In September 2019, after much thought, we decided to return to Malaysia for post stroke care. My husband was admitted into Tung Shin hospital in KL, until December that year. I was with him every day, helping to care for him and also support him during rehab. But I could only be with him for about three months, till November, as I had to return to Tokyo to hand in my notice at work and also tie up many other matters before returning to Malaysia.
While I was still in Japan, my family took Voo to my hometown in Ipoh. This was in December 2019, where he had private physio for six months. Unfortunately, the physio did not improve his ability to walk and even there we were told that he would be confined to using a wheelchair.
A relative later told us about NASAM and we registered Voo with the Perak centre on June 23, 2020. This was a good 15 months after his stroke, and by then he had become wheelchair dependent and depressed. He was also very unhappy about having to rely on family members for all his daily needs.
Voo’s goal when he first started rehab at NASAM was to be able to go to the toilet independently. He visited NASAM three times a week for one-on-one therapy. It took him two months to accomplish this first goal. Once he achieved that he seemed a little happier emotionally. As I was still away, all I could do was to motivate him over the phone. I used to speak to him at least twice a day.
With the encouragement and support he got at NASAM, Voo’s fighting spirit soon returned and he bravely set his next goal – to be able to walk independently and do away with his wheelchair, which he had been using for nearly two years.
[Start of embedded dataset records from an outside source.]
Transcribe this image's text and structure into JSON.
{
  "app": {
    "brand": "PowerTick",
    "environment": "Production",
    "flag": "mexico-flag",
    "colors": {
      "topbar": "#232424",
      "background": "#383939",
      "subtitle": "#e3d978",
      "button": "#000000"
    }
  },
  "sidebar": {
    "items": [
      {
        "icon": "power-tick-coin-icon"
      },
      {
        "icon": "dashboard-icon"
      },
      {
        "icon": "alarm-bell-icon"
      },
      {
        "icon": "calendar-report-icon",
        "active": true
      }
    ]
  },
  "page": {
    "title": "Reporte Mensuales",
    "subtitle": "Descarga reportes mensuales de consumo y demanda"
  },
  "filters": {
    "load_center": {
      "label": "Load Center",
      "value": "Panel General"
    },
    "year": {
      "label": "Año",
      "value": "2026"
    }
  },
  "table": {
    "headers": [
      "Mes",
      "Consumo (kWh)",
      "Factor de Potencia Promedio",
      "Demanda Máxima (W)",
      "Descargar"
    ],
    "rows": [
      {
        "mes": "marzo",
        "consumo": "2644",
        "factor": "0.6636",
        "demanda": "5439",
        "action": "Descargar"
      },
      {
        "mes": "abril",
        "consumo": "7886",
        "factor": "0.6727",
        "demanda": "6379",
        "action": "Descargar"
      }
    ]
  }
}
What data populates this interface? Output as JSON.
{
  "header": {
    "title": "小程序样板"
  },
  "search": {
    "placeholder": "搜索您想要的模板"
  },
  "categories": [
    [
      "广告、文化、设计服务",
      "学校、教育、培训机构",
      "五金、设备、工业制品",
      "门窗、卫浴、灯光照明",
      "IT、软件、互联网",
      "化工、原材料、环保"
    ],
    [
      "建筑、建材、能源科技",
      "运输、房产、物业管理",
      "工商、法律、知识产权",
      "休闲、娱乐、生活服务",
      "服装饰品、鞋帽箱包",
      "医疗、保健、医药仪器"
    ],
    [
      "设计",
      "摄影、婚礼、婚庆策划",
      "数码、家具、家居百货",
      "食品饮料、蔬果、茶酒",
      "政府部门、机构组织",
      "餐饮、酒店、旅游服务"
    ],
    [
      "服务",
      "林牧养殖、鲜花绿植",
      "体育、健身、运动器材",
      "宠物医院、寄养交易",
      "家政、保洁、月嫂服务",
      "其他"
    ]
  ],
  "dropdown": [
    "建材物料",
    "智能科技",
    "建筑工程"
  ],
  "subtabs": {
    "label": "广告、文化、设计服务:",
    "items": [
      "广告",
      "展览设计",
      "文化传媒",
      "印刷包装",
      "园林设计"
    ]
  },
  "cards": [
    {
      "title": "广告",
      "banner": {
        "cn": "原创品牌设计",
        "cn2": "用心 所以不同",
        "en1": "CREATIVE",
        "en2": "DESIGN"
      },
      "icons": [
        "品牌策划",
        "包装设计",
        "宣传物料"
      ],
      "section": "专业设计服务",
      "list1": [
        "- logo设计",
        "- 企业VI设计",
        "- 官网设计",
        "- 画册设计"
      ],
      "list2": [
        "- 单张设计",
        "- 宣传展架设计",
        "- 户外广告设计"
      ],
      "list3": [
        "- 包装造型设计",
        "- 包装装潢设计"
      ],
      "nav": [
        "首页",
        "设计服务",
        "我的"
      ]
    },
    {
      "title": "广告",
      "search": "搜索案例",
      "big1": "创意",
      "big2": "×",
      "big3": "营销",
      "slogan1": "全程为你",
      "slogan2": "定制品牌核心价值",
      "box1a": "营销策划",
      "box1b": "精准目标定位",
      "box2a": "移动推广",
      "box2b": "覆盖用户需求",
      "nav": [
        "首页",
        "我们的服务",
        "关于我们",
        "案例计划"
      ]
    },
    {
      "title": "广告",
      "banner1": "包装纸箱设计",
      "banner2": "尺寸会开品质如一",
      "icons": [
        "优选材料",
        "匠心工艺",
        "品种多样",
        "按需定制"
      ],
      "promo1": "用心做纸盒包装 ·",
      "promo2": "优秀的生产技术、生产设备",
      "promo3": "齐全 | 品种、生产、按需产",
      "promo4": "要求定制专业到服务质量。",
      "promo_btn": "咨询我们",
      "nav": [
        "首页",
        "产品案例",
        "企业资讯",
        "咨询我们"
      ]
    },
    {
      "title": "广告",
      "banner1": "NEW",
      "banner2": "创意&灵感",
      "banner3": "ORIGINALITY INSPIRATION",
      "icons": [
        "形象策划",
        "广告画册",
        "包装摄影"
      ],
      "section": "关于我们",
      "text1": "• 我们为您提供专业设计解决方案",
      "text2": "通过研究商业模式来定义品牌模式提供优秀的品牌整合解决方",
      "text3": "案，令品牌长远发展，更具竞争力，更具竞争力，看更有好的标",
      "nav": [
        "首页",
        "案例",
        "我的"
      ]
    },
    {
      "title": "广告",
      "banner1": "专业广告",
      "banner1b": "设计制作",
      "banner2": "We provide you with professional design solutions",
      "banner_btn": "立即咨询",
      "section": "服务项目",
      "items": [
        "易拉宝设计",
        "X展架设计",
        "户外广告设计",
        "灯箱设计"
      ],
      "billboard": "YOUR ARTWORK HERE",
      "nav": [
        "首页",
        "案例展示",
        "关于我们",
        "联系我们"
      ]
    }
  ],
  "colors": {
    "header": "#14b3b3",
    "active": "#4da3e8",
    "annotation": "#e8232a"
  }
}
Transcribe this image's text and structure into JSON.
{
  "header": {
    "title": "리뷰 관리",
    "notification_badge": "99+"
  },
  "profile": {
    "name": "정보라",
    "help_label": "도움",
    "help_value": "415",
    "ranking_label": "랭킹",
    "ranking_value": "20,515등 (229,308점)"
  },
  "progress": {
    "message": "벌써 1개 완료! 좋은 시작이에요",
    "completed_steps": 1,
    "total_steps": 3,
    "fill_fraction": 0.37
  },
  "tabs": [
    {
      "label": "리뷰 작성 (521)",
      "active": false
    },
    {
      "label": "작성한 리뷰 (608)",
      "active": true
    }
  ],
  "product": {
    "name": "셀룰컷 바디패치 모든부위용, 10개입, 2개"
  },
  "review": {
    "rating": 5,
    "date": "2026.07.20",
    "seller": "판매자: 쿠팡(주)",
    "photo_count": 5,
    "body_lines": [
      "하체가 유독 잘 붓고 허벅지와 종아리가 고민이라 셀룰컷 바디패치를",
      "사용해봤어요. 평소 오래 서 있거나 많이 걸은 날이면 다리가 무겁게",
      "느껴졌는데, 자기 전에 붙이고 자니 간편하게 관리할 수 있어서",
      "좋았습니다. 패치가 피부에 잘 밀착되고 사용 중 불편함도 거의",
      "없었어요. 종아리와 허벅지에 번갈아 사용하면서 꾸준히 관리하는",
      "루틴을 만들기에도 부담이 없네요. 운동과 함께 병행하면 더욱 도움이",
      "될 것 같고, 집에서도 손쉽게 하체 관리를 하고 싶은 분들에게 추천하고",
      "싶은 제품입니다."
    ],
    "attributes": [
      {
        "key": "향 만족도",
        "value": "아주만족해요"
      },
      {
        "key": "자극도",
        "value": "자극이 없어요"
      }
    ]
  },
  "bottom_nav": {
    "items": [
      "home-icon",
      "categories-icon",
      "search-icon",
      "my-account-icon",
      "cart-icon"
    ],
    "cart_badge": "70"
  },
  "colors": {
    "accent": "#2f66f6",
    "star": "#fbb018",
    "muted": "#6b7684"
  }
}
The task was a mammoth one because his limbs were extremely weak at this stage, and he had to be fully supported by his carer when standing and moving. He tried hard to fight his pain as he desperately wanted to regain some mobility, but progress was very slow, even after six months of trying.
When I finally returned from Japan in February 2021, Voo was 53-years old and a stroke survivor for 23 months now. Along with the physiotherapist, we decided to work together to help him achieve this goal. At NASAM we were guided by our physiotherapist Ananthi, who focused on re-training and stimulating the limbs by working on issues such as strength and balance. I watched and learned and when we returned home we would rest awhile and then keep practicing for at least one hour every day.
Two weeks after my return, we reviewed Voo’s progress and noticed some improvement, which helped us gain more confidence and hope. This also spurred us on to work even harder. The tremendous changes in Voo made me more ambitious – I could see the potential of him walking independently, without relying on any aids.
On April 23, 2021, two years after his stroke, Voo started walking with a quad stick. I know now it won’t be long before he does not have to rely on his stick, because he has come through his challenges with much grit and determination. I am very proud of him. It has been extremely rewarding to be part of his stroke recovery.
This experience has made me realise how crucial family support is when it comes to taking care of a stroke survivor. A carer, be it a wife or a husband, cannot achieve any progress on their own on such a journey. In my case, I had strong support from my family members. Without that I don’t think I could have cared for my husband in a positive way. Friends and family kept me strong, hopeful and motivated.
Motivation is crucial when it comes to getting stroke survivors to keep exercising willingly. After I returned to Ipoh, I treated Voo as my husband and friend just like we were before his stroke. Till today, I talk to him about everything that’s happening to us and around us and share jokes to get him to laugh. I also make sure that the environment we live in is positive and happy. When friends call, they too make an effort to give him positive and happy news.
I remind myself that I am lucky to have a second chance with him. Stroke has tested our relationship, but our love for each other has helped us get through the challenges and we have emerged stronger.
So, Yes! There Is Life After Stroke and we celebrate every day that we have together.